Pietro Paolini, artist of the work shown below, placed his figures in a dark, shallow space, dramatically lighting the figure of Achilles. Additional highlights illuminate the other faces and pick out the shiny jewelry and weapons.
Gods & Heroes: Myth in Art
New permanent exhibit at the Getty Center Los Angeles
The colorful myths and legends of Greco-Roman antiquity have inspired artists for centuries. Depending on when and where they worked, artists have approached these subjects very differently, sometimes tackling them as pretexts for visual experimentation.
The likes of Venus and Apollo, Hercules and Achilles, have proved to be particularly rich artistic subjects not only because they had extraordinary qualities―such as beauty, creativity, strength and courage―but also for the imperfections that made these characters even more compelling. Involved in love and lust, rivalry and treachery, crime and punishment, they possessed all the passions and flaws of mere mortals.
Featuring a selection of drawings dating from the Renaissance to the 19th century, Gods and Heroes explores the pictorial representation of myths that have been instrumental in the formation of Western culture. The exhibit also complements the collection at the Getty Villa, which is dedicated to the arts and culture of the ancient Mediterranean.
Encouraged by the Bishop of Limoges, Leonard Limosin (creator of the work shown below) produced painted enamels on copper in all forms, including plates and plaques with mythological and religious subjects. His prolific workshop produced more than a thousand pieces between 1533 and 1574.
Limosin supplied many enameled works for Francis I’s gallery at Fontainebleau, the largest collection of sixteenth-century French art. Limosin was an exponent of the Fontainebleau style, begun by Italian painters in France and characterized by elegant forms, attenuated figures, decorative strapwork, and surfaces intended to suggest jewels.
Glassmaking in Antiquity
New permanent exhibit at the Getty Villa Malibu, Opening July 15
The Erwin Oppenländer collection is remarkable for its chronological breadth. It includes works made in Mesopotamia, Egypt, the Greek world, and the Roman Empire, and spans the entire period of ancient glass production, from its origins in Mesopotamia in about 2500 B.C. to Byzantine and Islamic glass of the eleventh century A.D.

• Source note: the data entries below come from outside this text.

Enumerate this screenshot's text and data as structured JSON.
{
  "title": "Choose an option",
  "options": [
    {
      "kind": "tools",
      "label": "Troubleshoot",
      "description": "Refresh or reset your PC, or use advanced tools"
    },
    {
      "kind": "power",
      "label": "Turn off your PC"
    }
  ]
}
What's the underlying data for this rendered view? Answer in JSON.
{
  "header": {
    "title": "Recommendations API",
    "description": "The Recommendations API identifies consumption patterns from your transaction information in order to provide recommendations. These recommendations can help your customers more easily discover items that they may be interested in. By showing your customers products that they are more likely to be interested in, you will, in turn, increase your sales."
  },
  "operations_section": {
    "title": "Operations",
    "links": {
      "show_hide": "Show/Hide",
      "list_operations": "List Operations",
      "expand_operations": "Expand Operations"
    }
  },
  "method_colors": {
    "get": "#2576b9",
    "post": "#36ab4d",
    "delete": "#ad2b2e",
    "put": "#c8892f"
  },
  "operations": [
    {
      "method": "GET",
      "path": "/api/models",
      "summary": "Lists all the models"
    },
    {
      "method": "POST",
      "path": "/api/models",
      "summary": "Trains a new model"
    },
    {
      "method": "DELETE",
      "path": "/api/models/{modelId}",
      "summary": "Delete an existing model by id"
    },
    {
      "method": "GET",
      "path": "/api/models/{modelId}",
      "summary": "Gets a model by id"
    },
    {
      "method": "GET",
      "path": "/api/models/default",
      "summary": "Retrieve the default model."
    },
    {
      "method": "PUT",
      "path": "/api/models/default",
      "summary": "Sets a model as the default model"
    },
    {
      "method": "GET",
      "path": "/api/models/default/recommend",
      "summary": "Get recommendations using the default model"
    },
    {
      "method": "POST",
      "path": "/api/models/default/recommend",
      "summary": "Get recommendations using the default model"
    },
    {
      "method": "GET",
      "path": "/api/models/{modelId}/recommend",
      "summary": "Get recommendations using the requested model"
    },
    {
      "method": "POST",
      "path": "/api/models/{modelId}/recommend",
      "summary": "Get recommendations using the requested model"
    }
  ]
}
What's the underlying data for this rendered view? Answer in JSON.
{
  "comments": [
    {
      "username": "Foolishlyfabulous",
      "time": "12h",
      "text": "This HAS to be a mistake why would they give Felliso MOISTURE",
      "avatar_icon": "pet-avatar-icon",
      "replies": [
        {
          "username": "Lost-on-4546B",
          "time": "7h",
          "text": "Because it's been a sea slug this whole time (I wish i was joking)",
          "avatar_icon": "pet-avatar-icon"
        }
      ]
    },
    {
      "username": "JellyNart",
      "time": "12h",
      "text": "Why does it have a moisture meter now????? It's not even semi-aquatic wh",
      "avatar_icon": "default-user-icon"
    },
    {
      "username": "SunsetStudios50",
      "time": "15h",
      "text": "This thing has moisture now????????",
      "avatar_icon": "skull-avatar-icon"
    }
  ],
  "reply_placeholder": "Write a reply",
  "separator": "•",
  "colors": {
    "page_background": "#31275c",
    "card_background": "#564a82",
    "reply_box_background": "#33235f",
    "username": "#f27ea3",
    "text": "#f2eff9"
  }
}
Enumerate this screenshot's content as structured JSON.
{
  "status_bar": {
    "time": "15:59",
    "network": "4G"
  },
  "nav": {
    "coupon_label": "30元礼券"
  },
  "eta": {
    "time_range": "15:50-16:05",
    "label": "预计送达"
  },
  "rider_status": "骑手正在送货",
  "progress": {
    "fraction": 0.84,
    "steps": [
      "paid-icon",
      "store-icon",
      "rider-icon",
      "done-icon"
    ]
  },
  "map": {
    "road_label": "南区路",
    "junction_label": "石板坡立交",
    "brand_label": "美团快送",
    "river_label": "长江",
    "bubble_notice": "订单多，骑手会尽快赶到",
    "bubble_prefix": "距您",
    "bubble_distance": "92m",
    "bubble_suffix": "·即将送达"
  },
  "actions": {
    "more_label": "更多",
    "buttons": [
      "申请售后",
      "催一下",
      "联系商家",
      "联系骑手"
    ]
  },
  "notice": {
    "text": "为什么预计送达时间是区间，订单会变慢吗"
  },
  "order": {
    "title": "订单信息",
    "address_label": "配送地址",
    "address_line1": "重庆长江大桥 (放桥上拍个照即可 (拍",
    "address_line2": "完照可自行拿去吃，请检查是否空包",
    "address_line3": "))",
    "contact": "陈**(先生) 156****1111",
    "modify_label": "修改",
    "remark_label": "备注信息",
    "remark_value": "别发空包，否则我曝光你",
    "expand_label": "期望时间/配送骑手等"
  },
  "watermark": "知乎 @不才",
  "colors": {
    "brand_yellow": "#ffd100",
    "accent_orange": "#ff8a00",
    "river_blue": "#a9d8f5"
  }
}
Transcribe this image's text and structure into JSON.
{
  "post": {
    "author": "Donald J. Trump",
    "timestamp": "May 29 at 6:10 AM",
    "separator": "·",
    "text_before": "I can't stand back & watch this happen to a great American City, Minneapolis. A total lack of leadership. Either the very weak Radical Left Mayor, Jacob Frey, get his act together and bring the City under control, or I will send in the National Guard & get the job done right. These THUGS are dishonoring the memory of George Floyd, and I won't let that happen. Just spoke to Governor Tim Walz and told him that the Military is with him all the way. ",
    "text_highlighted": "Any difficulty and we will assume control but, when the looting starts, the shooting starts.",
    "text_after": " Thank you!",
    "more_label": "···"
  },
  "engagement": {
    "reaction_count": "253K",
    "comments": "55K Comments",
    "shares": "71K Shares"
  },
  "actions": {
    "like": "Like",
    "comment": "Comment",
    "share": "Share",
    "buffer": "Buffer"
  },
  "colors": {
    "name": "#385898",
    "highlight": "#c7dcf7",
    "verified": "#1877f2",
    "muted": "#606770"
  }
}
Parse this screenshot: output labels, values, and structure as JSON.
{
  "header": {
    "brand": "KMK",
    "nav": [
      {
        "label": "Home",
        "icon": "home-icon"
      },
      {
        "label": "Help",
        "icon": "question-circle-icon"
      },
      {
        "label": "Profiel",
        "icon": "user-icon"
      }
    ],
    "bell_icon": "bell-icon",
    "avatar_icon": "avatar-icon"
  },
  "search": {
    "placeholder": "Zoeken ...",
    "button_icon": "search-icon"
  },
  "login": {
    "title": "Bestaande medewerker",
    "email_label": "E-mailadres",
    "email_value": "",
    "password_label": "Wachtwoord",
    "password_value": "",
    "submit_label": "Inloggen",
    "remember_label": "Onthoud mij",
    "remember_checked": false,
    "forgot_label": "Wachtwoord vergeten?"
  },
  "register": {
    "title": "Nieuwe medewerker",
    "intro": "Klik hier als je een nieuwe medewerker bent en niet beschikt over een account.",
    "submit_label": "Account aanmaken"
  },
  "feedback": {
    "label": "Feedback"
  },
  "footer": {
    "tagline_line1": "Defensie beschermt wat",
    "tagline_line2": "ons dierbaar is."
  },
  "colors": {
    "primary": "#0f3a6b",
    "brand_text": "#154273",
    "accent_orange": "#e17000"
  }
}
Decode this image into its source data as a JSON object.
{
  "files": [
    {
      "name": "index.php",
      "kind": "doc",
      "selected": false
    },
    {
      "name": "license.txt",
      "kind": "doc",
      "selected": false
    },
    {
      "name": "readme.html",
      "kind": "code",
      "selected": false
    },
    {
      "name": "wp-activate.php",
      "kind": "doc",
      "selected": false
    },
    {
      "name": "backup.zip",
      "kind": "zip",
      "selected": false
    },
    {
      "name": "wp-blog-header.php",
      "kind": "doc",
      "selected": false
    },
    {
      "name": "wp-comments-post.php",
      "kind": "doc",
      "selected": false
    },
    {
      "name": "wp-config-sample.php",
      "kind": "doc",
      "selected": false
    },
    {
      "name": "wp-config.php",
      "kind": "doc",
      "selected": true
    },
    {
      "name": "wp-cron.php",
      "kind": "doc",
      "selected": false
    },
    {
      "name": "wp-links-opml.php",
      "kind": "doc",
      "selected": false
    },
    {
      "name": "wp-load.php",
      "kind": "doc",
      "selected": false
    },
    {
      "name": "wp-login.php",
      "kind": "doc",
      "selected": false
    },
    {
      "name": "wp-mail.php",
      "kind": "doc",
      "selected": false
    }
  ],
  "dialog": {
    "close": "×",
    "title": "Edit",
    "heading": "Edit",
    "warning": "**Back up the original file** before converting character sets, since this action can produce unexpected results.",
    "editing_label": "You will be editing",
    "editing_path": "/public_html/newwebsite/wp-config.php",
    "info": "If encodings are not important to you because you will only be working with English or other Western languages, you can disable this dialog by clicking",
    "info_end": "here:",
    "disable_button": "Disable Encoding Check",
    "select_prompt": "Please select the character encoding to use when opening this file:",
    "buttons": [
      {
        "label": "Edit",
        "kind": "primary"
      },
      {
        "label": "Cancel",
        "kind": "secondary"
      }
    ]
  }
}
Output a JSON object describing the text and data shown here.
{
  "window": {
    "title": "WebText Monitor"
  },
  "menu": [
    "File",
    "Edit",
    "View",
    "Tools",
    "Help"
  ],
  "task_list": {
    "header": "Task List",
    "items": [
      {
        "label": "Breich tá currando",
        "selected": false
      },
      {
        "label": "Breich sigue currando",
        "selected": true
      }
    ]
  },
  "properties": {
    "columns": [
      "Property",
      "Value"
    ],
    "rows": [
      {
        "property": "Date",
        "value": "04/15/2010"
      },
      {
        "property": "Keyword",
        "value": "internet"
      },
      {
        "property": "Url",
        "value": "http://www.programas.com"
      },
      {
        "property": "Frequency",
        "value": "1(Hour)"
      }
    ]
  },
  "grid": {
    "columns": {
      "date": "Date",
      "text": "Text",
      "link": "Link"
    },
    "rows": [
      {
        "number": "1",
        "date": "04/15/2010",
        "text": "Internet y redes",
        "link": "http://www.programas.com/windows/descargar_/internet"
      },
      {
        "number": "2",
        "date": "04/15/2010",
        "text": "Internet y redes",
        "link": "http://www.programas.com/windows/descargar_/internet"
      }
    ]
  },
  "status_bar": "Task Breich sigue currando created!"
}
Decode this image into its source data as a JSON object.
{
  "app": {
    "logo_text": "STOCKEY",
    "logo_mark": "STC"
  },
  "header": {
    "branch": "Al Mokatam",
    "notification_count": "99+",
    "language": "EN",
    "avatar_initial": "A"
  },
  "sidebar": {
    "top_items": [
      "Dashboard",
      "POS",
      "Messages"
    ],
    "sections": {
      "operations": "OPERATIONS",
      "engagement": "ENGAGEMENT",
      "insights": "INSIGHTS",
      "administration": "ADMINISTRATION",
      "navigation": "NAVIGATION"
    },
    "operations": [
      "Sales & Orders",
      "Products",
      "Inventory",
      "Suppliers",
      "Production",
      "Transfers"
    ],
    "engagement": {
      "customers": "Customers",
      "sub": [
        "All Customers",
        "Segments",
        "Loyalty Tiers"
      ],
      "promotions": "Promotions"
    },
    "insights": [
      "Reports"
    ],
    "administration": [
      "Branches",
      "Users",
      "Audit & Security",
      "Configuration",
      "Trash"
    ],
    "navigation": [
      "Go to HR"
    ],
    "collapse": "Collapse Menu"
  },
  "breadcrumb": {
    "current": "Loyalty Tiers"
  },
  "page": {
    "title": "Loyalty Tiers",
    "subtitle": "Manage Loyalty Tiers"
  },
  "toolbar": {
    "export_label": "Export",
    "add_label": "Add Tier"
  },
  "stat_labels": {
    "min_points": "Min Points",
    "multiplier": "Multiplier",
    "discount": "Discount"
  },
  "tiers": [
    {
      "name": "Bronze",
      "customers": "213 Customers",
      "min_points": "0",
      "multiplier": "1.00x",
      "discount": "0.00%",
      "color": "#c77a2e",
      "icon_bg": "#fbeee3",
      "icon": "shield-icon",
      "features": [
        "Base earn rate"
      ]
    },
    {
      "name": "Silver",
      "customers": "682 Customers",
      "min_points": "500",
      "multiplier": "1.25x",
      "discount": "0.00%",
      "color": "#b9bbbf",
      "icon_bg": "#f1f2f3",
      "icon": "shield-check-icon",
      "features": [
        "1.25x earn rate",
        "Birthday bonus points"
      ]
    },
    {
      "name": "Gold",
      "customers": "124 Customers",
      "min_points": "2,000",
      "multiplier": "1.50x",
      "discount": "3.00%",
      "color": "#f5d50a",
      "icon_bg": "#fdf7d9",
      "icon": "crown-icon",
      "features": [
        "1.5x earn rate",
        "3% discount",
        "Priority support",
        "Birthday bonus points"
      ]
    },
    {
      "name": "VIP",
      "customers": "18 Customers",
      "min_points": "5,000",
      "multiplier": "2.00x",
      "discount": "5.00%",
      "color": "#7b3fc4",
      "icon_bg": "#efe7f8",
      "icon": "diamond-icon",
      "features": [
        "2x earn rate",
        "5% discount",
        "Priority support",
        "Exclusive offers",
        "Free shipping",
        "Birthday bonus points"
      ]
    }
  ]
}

Also notable in the Oppenländer collection is the variety of ancient glassmaking techniques that are represented, including casting, core forming, mosaic, inflation, fusing, mold blowing, grinding, and cutting. All these techniques are still used by artists today.
Glass had both practical and decorative uses in antiquity, just as it does today. The ancient Greeks, Romans, and Etruscans stored ink, food, cosmetics, and perfumed oil in glass containers. They used glass tableware and played with glass game pieces. They looked into glass mirrors, lit the night with glass lamps, and gazed through glass windows. The wealthy decorated their homes with glass inlays and statuettes.
Core forming was one of the earliest glassmaking techniques. Glassmakers shaped a vessel around a ceramic-like core, wound colored trails of hot glass around it, and added handles and a rim.
Casting is a technique of pouring hot glass into a mold. After the glass cools, glassmakers use various grinding and cutting techniques to refine the form and decoration.
Mosaic glass vessels were formed by fusing ribbons of cane in molds until they melted together in a swirl of colors.
In about 50 B.C., glassmakers learned to inflate glass into a bubble at the end of a tube. The vessels were decorated using a variety of techniques.